Da der Wert einer Beschäftigung für Menschen mit SPMI nicht nur in Dollar und Cent, sondern auch in Selbstwertgefühl und Lebensqualität gemessen wird, wird eine spezifische berufliche Rehabilitation schnell zu einem erwarteten Bestandteil einer umfassenden Behandlung. In der beruflichen Rehabilitation von Menschen mit SPMI hat ein Paradigmenwechsel stattgefunden: vom traditionellen Modell „erst trainieren, dann vermitteln“ hin zu „erst vermitteln, dann trainieren“. Durch unterstützte Beschäftigung, mit Job-„Coaches“ vor Ort, die Training am Arbeitsplatz anbieten, können Menschen mit SPMI echte Arbeitsplätze finden und behalten, die die meisten Menschen, möglicherweise einschließlich ihrer eigenen psychiatrischen Betreuer, nicht für möglich gehalten hätten. Während die dafür benötigten Ressourcen oft beträchtlich sind, haben die Verbesserungen bei der Medikation und den verschiedenen Formen des Case Managements bei traditionelleren Ergebnissen wie Symptomatik und Krankenhausaufenthalt zu einer Konzentration auf berufliche und soziale Ergebnisse geführt, die eine stärkere Assoziation mit der Lebensqualität haben als traditionellere „anbieterzentrierte“ Ergebnisse.
Für die zeitgenössische Psychiatrie, die tief in biologischen Theorien über psychische Erkrankungen verwurzelt ist, ist der Fokus bei der Arbeit mit Menschen mit schweren und anhaltenden psychischen Erkrankungen oft viel breiter als ein reines Medikamentenmanagement.
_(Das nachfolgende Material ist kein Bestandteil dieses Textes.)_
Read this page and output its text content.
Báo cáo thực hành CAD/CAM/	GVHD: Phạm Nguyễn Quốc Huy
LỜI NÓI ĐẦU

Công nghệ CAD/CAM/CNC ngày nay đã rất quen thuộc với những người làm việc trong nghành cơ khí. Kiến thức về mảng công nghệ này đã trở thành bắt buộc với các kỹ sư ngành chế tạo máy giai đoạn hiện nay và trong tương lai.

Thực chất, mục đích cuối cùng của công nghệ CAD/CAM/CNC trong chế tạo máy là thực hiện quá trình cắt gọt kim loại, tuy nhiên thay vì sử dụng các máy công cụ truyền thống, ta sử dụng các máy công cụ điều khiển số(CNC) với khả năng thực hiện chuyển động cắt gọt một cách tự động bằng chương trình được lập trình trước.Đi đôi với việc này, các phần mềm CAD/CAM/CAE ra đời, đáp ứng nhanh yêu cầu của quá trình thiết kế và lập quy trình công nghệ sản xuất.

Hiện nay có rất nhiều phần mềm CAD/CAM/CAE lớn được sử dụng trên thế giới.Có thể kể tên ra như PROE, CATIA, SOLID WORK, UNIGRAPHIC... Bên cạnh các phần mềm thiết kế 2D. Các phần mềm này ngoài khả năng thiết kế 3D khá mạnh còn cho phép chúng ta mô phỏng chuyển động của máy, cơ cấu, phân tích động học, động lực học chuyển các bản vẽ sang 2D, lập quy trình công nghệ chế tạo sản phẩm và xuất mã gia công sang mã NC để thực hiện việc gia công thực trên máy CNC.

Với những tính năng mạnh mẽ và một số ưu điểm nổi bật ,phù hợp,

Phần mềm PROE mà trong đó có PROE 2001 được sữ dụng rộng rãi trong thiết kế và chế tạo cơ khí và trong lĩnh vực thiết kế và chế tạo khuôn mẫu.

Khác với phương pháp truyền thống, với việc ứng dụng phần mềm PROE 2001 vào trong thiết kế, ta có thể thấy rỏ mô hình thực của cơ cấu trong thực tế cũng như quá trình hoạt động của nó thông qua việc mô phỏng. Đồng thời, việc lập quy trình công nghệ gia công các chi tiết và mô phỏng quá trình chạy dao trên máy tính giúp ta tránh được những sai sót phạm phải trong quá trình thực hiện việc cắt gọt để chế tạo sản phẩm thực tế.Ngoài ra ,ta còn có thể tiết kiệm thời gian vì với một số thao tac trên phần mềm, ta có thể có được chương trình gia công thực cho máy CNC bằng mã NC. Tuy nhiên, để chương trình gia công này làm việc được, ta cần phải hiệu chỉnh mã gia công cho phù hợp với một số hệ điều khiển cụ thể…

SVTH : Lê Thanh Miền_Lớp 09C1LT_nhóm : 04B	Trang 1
Um die Funktionsfähigkeit einer Gruppe von Patienten mit SPMI zu maximieren, muss man nicht nur die besten Praktiken der modernen Psychopharmakologie einbeziehen, sondern auch die psychosoziale Rehabilitation, soziale Unterstützungssysteme, verfügbare Gemeinschaftsressourcen, Wohnraum und Arbeitsplätze berücksichtigen. Dieser Abschnitt von Medscape Psychiatry möchte psychiatrischen Fachkräften die aktuellsten Fortschritte in der Behandlung von Menschen mit schweren und anhaltenden psychischen Erkrankungen vorstellen, darunter Medikamente, psychotherapeutische Interventionen sowie psychosoziale und berufliche Rehabilitation. Mit einem Verständnis für die breite Palette von Werkzeugen, die jetzt für eine umfassende Behandlung von SPMI zur Verfügung stehen, können psychiatrische Fachkräfte jetzt viel mehr anbieten, als wir in der Vergangenheit konnten.